Friday, February 05, 2010

95: What others do, and our reaction to “it” another way around: 3 kinds of business

What others do, and our reaction to “it” another way around: 3 kinds of business

What brains do best is learn. They learn by making distinctions, noticing differences, being aware of ways that reality is not the same, ways that this apple tastes different than that pear, or this book makes us feel different than that movie, or this person enriches our life and that person not so much.

The Byron Katie work takes advantage of this, this using of the mind to heal our lives by inquiring into our own thinking, and to undermine the mind’s tendency to drive us into bad and unhappy and often even miserable feelings.

We’ve seen how the four questions is using the mind to ask and search instead of just being a victim to the average and often very unsatisfactory ways of thinking about and reacting to things.
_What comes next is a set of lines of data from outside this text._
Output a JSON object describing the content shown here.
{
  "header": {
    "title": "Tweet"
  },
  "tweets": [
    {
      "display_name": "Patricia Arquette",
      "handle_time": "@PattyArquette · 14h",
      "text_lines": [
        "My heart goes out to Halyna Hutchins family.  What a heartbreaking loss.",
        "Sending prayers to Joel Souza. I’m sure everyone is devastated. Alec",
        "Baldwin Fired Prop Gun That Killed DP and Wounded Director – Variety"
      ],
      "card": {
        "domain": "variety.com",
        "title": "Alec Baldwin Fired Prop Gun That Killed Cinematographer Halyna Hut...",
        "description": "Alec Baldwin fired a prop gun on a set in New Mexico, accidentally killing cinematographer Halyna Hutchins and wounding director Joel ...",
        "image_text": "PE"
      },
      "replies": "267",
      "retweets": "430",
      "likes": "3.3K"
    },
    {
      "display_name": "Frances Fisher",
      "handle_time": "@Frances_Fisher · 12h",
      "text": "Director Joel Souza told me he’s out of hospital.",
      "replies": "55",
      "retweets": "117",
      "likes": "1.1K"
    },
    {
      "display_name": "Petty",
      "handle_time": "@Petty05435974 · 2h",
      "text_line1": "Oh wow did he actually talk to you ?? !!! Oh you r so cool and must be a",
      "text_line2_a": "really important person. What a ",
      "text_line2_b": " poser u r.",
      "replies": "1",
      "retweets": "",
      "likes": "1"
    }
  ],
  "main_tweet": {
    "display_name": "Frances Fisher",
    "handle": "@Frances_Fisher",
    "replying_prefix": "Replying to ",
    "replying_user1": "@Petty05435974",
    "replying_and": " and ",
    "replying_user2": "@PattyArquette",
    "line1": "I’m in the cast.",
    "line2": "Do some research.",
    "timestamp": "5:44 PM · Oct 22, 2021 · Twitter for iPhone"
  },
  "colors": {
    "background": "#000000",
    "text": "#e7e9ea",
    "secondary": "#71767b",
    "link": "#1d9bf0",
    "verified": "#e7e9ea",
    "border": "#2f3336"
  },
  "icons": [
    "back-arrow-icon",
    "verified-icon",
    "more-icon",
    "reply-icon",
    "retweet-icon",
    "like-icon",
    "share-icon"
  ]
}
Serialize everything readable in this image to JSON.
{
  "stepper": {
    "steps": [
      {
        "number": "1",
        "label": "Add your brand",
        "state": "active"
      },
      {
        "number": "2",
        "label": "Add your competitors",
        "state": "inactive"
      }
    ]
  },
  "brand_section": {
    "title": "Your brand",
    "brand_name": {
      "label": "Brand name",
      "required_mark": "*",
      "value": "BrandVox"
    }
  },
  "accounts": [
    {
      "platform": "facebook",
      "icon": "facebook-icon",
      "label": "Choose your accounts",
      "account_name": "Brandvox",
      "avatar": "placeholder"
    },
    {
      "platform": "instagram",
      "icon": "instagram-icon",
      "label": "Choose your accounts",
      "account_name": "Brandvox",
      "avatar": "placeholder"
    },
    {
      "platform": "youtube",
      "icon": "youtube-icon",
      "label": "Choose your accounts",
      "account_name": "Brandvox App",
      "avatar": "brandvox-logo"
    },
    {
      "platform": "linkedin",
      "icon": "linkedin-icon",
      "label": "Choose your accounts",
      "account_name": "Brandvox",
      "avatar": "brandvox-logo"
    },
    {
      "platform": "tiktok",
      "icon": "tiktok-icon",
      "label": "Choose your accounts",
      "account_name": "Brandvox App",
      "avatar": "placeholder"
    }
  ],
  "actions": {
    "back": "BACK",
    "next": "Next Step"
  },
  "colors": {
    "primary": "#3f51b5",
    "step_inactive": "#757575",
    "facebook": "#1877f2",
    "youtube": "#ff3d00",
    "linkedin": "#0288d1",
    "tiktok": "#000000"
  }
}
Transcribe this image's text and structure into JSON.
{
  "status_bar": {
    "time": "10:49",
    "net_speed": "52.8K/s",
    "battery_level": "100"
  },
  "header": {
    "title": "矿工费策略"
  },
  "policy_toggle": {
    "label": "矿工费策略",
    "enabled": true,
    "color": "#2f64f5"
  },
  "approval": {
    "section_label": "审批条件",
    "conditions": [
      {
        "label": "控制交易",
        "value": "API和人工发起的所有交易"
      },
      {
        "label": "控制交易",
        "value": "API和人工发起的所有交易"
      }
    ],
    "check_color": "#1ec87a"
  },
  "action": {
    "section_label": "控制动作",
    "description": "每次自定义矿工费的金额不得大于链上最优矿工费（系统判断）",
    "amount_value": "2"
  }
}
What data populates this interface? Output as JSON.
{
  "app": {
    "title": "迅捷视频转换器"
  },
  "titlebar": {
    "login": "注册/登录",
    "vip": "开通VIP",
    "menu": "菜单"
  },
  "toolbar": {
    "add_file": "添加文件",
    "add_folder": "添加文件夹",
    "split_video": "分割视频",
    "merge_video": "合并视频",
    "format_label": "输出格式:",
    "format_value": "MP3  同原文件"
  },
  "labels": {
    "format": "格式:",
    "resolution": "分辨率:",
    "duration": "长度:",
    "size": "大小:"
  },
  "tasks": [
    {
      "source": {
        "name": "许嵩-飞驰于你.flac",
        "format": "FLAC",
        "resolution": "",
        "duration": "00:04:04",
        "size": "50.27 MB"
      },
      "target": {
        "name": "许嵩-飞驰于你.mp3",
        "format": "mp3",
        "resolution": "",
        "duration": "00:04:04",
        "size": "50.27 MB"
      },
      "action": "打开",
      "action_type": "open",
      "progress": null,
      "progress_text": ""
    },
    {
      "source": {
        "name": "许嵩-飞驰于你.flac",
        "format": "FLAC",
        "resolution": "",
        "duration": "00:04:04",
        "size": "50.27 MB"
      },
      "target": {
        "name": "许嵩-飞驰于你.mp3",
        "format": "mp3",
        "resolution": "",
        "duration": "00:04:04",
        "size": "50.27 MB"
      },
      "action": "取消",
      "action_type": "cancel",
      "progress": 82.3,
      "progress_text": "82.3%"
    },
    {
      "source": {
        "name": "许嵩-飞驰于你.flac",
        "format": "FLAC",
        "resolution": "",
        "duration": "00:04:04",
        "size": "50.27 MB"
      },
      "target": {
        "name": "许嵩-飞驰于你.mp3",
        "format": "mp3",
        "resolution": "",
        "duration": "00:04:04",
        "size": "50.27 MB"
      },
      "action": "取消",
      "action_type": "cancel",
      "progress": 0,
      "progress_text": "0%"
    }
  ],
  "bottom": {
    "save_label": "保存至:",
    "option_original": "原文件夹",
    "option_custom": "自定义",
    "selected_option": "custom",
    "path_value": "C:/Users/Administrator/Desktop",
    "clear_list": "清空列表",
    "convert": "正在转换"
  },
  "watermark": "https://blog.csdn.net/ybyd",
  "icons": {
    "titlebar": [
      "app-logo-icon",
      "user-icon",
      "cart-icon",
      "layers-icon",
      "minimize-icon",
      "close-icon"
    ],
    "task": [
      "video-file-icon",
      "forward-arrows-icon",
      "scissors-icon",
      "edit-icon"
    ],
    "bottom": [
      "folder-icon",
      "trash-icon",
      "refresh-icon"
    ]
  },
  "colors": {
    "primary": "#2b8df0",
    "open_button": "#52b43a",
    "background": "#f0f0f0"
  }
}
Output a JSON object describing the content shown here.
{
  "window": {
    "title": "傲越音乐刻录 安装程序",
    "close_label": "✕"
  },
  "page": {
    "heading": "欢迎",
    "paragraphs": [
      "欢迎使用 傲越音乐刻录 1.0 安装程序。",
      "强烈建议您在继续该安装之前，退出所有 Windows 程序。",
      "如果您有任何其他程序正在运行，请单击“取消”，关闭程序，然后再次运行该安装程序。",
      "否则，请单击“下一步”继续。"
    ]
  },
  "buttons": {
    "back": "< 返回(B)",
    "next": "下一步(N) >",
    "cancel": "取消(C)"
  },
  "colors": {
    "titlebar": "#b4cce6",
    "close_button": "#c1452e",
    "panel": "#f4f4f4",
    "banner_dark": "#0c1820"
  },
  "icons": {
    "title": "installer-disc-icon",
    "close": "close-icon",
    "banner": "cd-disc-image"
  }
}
Byron Katie helps get question three clear by sometimes making these distinctions: my business, your business, God’s business.

Earthquakes and big storms: God’s business.

Other people do what they do. Say what they say. Feel how they feel. Their business.

We react to this. Our business, our reaction,

We have ideas and thoughts and rules and opinions about what they do or say. These ideas and thoughts and rules and opinions and the consequent unpleasant feelings: this is our business.

What they do or say is What Is. It’s what they do or say.

But, when we really, really think they “shouldn’t” then we go inside ourselves and have the kind of reactions that question three helps us get clear.

Think about this.

A lot.

Someone does something.

That’s just What Is. It’s their business. Their path. Their life.

And when we make it our business to think it should be different, we have the list of consequences we get when we write our list for question three.

They act.

We react as a victim or a counter-attacker. We suffer.

And is that to say, we SHOULDN’T feel bad?

Nah, we can feel all we want, but once we stop believing our reactions, we can start to see the pain and confusion that the other person is almost surely suffering. Then we can feel for them, instead of just getting defensive.

By staying in our own business, we might actually be able to be of use to the formerly aggravation / infuriating “other.”

So enjoy your day and see when any and all unhappiness derives from being in someone else’s business and discover if coming back to your own business brings relief and happiness.